Dziś coś przyjemnego, czyli zakupy.
Oczywiście niczego nie potrzebuję, no ale są promocje i...i...kupiłam kilka rzeczy. ;)
Poza tym byłam na małym wyjeździe i oczywiście nie wzięłam ze sobą ani żelu pod prysznic, ani szamponu myśląc, że przecież coś tam będzie w hotelu. Nie pomyślałam jednak o tym, że to będzie apartament, a nie hotel i  trzeba mieć swoje zaopatrzenie ;) Wybraliśmy się więc do sklepu i kupiliśmy obie rzeczy. Uśmiałam się gdy po powrocie zajrzałam do szafki w łazience, a tam było już chyba 5 różnych pozaczynanych żeli i szamponów, a więc nie byliśmy jedyni w potrzebie ;)

A więc są to moje zbiorcze zakupy z ostatniego tygodnia:


 Mamy DM, Rossmanna i TBS :)

 Dove Winterpflege, czyli żel pod prysznic z limitowanej edycji zimowej. Miałam kiedyś na niego ochotę, ale zawsze miałam za duże zapasy (hmm...to się nie zmieniło ;)), a teraz spotkałam go w promocji, więc jak to mówią, "żal było nie wziąć".

Fenjal Sensitive Body Lotion
z olejkiem migdałowym i ekstraktem z owsa. 

Szukałam czegoś "unisex", ponieważ mój facet też czasem używa takich nawilżaczy, do tego czegoś w miarę lekkiego, czyli bez parafiny i silikonów. Ten wydaje się być ok, kilka osób go polecało, więc spróbujemy :)

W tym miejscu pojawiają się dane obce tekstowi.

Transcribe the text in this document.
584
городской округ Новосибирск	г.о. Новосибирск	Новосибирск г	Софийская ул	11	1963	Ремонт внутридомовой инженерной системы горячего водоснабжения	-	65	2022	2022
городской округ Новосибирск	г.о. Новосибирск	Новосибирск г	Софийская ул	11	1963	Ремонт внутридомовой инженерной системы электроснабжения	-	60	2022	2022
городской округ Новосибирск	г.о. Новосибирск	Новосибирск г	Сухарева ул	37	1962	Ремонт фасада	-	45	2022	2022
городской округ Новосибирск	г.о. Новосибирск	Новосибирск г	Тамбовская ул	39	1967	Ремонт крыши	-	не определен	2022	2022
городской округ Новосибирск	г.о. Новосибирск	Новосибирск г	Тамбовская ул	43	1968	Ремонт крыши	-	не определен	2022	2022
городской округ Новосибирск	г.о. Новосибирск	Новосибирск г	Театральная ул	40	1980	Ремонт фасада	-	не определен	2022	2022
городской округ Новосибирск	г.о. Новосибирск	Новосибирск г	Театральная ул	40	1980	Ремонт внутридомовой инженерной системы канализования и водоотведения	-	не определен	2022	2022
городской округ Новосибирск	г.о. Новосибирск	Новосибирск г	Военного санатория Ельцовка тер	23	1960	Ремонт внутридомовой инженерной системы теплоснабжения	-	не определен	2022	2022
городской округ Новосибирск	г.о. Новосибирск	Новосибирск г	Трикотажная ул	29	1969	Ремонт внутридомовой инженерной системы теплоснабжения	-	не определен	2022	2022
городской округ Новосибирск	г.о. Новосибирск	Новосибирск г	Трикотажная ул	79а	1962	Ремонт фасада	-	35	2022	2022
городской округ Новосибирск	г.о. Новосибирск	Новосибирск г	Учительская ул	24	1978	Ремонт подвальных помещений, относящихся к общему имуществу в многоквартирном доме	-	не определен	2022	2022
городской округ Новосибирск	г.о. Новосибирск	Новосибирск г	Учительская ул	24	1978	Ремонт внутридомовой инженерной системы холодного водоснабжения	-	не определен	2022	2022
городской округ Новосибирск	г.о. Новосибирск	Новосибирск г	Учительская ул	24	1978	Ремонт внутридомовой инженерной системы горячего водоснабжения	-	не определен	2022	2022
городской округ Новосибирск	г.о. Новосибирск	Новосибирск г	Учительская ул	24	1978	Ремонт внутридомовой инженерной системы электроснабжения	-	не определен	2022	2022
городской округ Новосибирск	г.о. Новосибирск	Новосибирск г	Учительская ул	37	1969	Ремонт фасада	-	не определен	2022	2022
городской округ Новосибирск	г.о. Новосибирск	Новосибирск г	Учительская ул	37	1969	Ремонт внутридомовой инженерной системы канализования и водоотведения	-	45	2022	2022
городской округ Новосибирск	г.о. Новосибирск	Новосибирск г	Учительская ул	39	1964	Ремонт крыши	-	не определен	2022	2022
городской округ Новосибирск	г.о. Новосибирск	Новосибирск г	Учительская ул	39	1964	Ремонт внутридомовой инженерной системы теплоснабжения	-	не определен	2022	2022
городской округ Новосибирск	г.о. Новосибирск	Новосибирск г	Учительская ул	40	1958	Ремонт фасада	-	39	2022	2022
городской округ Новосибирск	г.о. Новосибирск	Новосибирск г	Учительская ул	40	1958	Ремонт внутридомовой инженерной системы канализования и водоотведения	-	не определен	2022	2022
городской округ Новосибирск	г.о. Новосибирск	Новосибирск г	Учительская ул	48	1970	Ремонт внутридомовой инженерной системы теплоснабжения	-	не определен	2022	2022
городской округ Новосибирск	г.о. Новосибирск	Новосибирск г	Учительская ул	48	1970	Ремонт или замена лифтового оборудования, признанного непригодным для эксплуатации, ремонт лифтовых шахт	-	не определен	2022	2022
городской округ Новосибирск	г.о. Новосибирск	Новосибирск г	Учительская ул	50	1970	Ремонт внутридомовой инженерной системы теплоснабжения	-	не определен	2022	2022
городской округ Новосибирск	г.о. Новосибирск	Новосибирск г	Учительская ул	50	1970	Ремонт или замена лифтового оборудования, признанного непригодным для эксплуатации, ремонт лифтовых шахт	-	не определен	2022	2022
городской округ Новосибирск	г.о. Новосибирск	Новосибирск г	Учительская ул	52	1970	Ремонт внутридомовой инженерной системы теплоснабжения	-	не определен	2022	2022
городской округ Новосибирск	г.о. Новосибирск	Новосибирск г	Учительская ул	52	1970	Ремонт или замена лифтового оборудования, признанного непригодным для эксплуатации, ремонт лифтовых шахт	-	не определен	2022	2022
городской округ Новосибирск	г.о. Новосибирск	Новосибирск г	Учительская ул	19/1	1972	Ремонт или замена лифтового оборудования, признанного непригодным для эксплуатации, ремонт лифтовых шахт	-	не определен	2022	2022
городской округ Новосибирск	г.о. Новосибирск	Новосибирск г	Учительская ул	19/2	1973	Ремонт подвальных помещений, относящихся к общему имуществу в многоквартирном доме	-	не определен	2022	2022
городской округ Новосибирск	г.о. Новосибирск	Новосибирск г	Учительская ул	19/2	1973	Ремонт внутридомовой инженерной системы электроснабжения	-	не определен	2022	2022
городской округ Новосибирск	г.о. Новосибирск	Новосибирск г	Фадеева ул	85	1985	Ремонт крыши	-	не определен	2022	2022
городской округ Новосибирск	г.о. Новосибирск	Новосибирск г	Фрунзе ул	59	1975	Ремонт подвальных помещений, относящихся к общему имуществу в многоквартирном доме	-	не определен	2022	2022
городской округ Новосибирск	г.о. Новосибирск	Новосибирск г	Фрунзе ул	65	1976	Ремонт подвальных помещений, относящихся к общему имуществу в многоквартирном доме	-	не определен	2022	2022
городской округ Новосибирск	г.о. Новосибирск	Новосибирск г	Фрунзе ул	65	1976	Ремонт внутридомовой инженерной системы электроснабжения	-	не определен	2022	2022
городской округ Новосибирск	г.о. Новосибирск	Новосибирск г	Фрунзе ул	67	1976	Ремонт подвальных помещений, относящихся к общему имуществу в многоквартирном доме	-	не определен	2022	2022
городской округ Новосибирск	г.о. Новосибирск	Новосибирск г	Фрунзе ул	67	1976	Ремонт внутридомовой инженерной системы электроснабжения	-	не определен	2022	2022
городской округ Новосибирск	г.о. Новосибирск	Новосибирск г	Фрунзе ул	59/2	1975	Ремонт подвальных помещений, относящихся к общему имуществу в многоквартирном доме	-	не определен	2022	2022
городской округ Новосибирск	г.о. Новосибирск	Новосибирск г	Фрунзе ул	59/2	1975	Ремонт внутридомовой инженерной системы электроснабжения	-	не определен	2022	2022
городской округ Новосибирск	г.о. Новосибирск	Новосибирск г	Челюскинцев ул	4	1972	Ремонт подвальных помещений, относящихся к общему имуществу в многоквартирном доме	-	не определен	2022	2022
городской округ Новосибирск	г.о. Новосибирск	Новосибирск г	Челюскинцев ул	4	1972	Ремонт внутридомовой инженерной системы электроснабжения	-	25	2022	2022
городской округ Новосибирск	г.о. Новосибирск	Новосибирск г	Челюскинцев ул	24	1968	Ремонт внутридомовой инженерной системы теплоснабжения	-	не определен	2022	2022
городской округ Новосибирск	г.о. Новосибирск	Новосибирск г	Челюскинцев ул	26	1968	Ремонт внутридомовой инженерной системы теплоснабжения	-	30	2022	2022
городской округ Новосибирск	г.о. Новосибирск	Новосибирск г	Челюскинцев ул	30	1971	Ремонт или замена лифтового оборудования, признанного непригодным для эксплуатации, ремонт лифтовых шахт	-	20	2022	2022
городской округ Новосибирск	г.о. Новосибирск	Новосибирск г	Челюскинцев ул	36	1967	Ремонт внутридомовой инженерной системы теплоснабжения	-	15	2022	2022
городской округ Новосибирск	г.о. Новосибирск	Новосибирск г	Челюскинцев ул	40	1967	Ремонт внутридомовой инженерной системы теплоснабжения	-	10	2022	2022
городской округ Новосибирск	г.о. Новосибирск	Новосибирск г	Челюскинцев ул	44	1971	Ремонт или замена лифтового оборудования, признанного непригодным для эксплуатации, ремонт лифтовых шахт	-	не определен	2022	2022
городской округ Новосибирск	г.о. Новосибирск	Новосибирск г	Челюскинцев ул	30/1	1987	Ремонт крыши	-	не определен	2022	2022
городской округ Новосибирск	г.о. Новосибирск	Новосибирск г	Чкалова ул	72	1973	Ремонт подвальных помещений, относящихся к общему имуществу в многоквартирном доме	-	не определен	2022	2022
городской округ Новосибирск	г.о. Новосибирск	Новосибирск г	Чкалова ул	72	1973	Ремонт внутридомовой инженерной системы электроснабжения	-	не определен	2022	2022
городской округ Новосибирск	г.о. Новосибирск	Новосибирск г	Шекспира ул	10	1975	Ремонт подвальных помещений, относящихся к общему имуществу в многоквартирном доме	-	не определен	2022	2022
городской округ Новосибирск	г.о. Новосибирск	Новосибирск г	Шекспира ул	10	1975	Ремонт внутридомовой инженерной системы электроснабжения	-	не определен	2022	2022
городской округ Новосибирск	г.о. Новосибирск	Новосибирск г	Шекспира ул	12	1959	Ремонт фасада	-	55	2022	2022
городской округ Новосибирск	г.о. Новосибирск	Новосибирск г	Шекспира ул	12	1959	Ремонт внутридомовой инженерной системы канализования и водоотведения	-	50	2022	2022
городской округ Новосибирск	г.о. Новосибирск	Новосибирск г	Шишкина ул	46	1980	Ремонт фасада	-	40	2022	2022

The Body Shop - Rainforest Shine
Szampon do włosów normalnych i suchych z olejem pracaxi (cokolwiek to jest), oliwą z oliwek, olejkiem z nasion lnianki, cukrem(!) i aloesem.

Zachęciła mnie szata graficzna, przyjemny, "zielony", świeżo-słodkawy zapach, do tego szampon nie zawiera SLS/SLES, silikonów, parabenów i barwników.
Był to zakup wyjazdowy, mogłam kupić cokolwiek w drogerii, ale po co, skoro pewnie okazałoby się, że po powrocie musiałabym go wyrzucić albo stałby nieużwany przez rok. Mam strasznie wrażliwą skórę głowy i włosy skłonne do puszenia się, więc muszę uważać z szamponami. Wolałam już więc kupić coś, co chciałabym wypróbować :)
Użyłam go tylko raz, na razie wrażenia pozytywne - śliczny zapach, do tego jest bardzo delikatny, wręcz koi skórę głowy, nie plącze włosów (a musiałam obejść się bez odżywki). Niektóre dziewczyny narzekają, że się nie pieni - u mnie pienił się wystarczająco, zastosowałam go odrobinę więcej niż tradycyjnego szamponu ale też bez przesady, więc powinien być wydajny. Z recenzją jednak muszę się wstrzymać, za krótko się znamy ;)

Balea Sensitive
żel pod prysznic z aloesem

Tutaj też musiałam wybrać coś unisex, ponieważ pewien pan odmówił mycia się czymś, co pachnie jak czekolada, truskawka albo kwiatki :P
Kupiłam więc ten oto żel i muszę powiedzieć, że zaskoczył mnie bardzo na plus :) Pachnie delikatnie, świeżo, aloesowo, bardzo przyjemnie. Inny niż pozostałe żele Balei, znacznie gęstszy i bardziej żelowy, a nie kremowy, tak jak większość. Czasem warto kupić coś niepozornego, zużyję z przyjemnością :)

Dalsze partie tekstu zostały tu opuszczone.